Alterations in BRCA1 gene are responsible for the majority of hereditary breast and/or ovarian cancers. However, the frequency of detected germline mutations is lower than expected by linkage analysis. Standard PCR-based screening methods are mainly used for detecting mutations, but the large genomic rearrangements are commonly overlooked. The purpose of this study was to confirm and characterize a novel deletion identified in BRCA1 gene which has not yet been reported to date.


Multiplex ligation-dependent probe amplification was used to analyze BRCA1 rearrangements in 255 unrelated index patients with familial breast and/or ovarian cancer negative for BRCA1/BRCA2 mutations studied in Program of Genetic Counselling on Cancer of Valencia Community (Spain). The breakpoints of detected novel rearrangement were characterized by sequencing.

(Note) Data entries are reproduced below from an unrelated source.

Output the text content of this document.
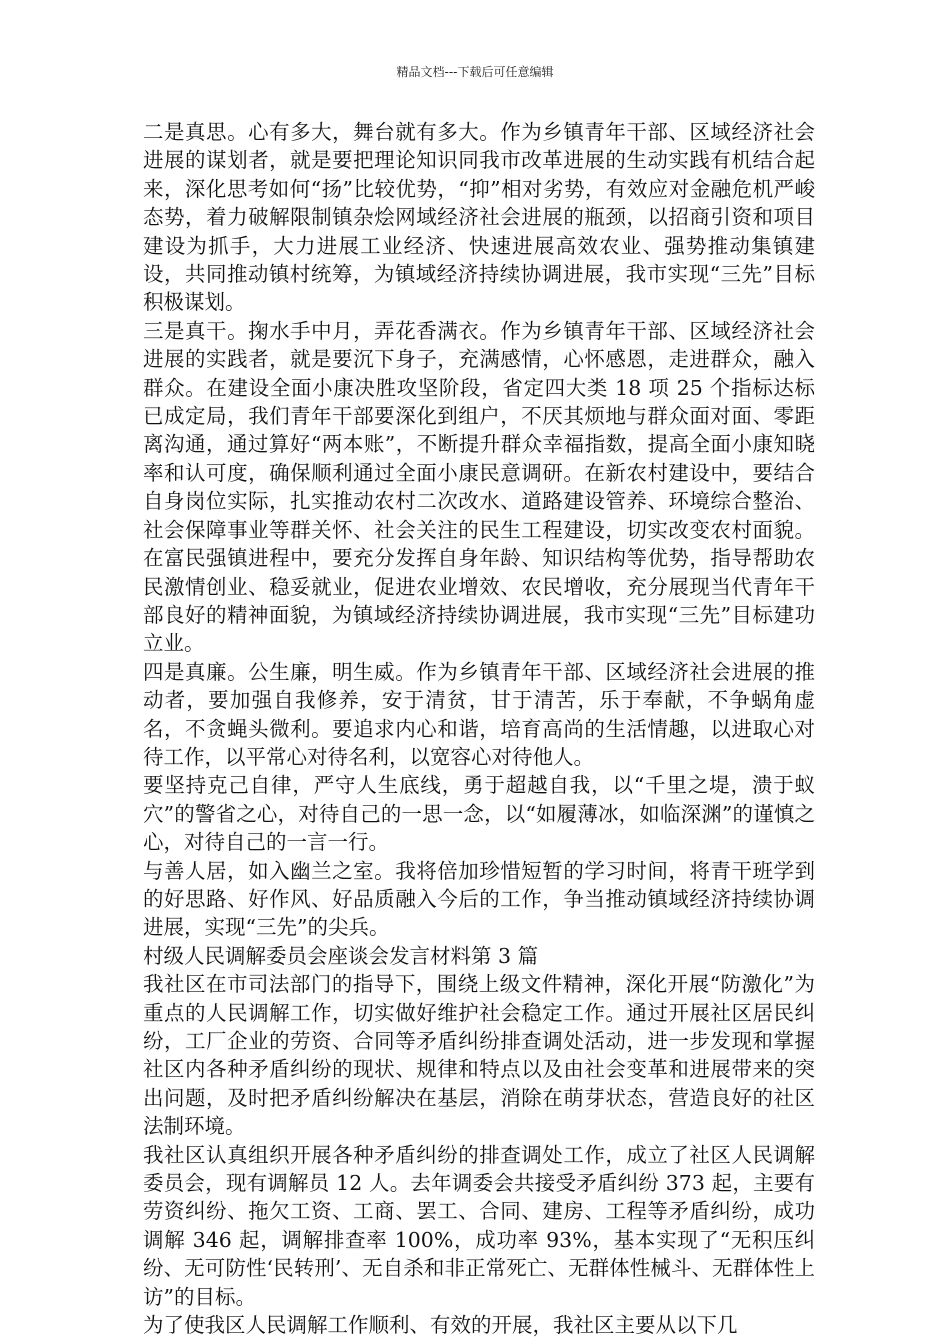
精品文档---下载后可任意编辑

二是真思。心有多大，舞台就有多大。作为乡镇青年干部、区域经济社会进展的谋划者，就是要把理论知识同我市改革进展的生动实践有机结合起来，深化思考如何“扬”比较优势，“抑”相对劣势，有效应对金融危机严峻态势，着力破解限制镇杂烩网域经济社会进展的瓶颈，以招商引资和项目建设为抓手，大力进展工业经济、快速进展高效农业、强势推动集镇建设，共同推动镇村统筹，为镇域经济持续协调进展，我市实现“三先”目标积极谋划。

三是真干。掬水手中月，弄花香满衣。作为乡镇青年干部、区域经济社会进展的实践者，就是要沉下身子，充满感情，心怀感恩，走进群众，融入群众。在建设全面小康决胜攻坚阶段，省定四大类 18 项 25 个指标达标已成定局，我们青年干部要深化到组户，不厌其烦地与群众面对面、零距离沟通，通过算好“两本账”，不断提升群众幸福指数，提高全面小康知晓率和认可度，确保顺利通过全面小康民意调研。在新农村建设中，要结合自身岗位实际，扎实推动农村二次改水、道路建设管养、环境综合整治、社会保障事业等群关怀、社会关注的民生工程建设，切实改变农村面貌。在富民强镇进程中，要充分发挥自身年龄、知识结构等优势，指导帮助农民激情创业、稳妥就业，促进农业增效、农民增收，充分展现当代青年干部良好的精神面貌，为镇域经济持续协调进展，我市实现“三先”目标建功立业。

四是真廉。公生廉，明生威。作为乡镇青年干部、区域经济社会进展的推动者，要加强自我修养，安于清贫，甘于清苦，乐于奉献，不争蜗角虚名，不贪蝇头微利。要追求内心和谐，培育高尚的生活情趣，以进取心对待工作，以平常心对待名利，以宽容心对待他人。

要坚持克己自律，严守人生底线，勇于超越自我，以“千里之堤，溃于蚁穴”的警省之心，对待自己的一思一念，以“如履薄冰，如临深渊”的谨慎之心，对待自己的一言一行。

与善人居，如入幽兰之室。我将倍加珍惜短暂的学习时间，将青干班学到的好思路、好作风、好品质融入今后的工作，争当推动镇域经济持续协调进展，实现“三先”的尖兵。

村级人民调解委员会座谈会发言材料第 3 篇

我社区在市司法部门的指导下，围绕上级文件精神，深化开展“防激化”为重点的人民调解工作，切实做好维护社会稳定工作。通过开展社区居民纠纷，工厂企业的劳资、合同等矛盾纠纷排查调处活动，进一步发现和掌握社区内各种矛盾纠纷的现状、规律和特点以及由社会变革和进展带来的突出问题，及时把矛盾纠纷解决在基层，消除在萌芽状态，营造良好的社区法制环境。

我社区认真组织开展各种矛盾纠纷的排查调处工作，成立了社区人民调解委员会，现有调解员 12 人。去年调委会共接受矛盾纠纷 373 起，主要有劳资纠纷、拖欠工资、工商、罢工、合同、建房、工程等矛盾纠纷，成功调解 346 起，调解排查率 100%，成功率 93%，基本实现了“无积压纠纷、无可防性‘民转刑’、无自杀和非正常死亡、无群体性械斗、无群体性上访”的目标。

为了使我区人民调解工作顺利、有效的开展，我社区主要从以下几
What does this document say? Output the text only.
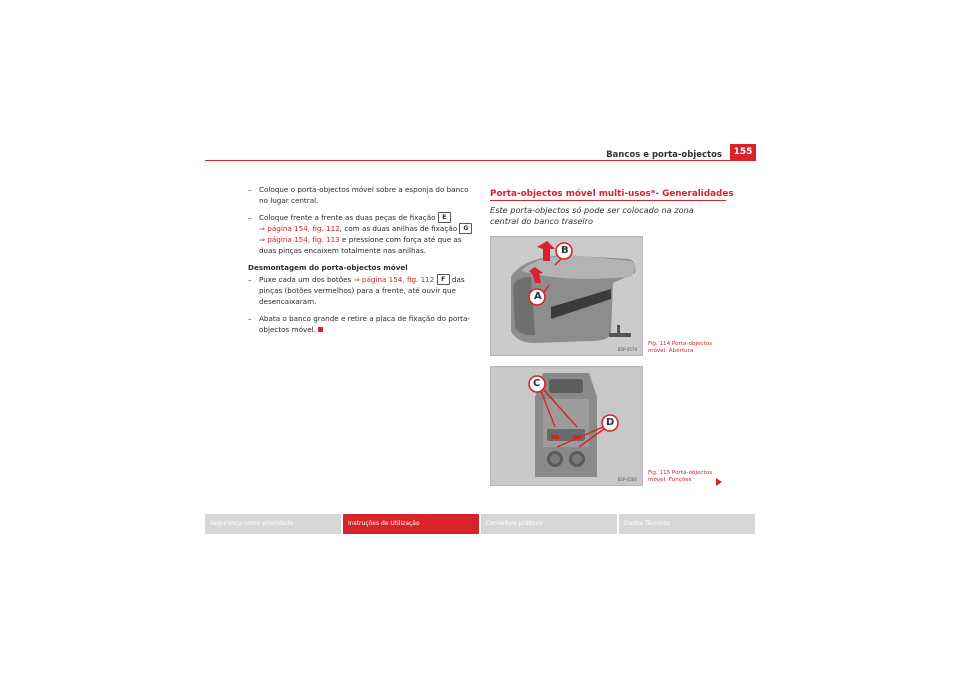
Bancos e porta-objectos	155
– Coloque o porta-objectos móvel sobre a esponja do banco no lugar central.
– Coloque frente a frente as duas peças de fixação E
⇒ página 154, fig. 112, com as duas anilhas de fixação G
⇒ página 154, fig. 113 e pressione com força até que as duas pinças encaixem totalmente nas anilhas.
Desmontagem do porta-objectos móvel
– Puxe cada um dos botões ⇒ página 154, fig. 112 F das pinças (botões vermelhos) para a frente, até ouvir que desencaixaram.
– Abata o banco grande e retire a placa de fixação do porta-objectos móvel.
Porta-objectos móvel multi-usos*- Generalidades
Este porta-objectos só pode ser colocado na zona central do banco traseiro
A
B
B5P-0579
Fig. 114 Porta-objectos móvel. Abertura
C
D
B5P-0580
Fig. 115 Porta-objectos móvel. Funções
Segurança como prioridade	Instruções de Utilização	Conselhos práticos	Dados Técnicos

Five different rearrangements in the BRCA1 gene were identified in five unrelated index patients out of the 225 (2%). We found four large genomic rearrangements already described consisting in a 1A/1B and 2 deletion; deletion of exons 5-7; deletion of exons 8-13; exon 20 deletion. Additionally, we found the novel g.8097_22733del14637 deletion that encompasses exons 3-5. This deletion affects the RING domain of the BRCA1 protein and it is suggestive of having a negative impact on its function.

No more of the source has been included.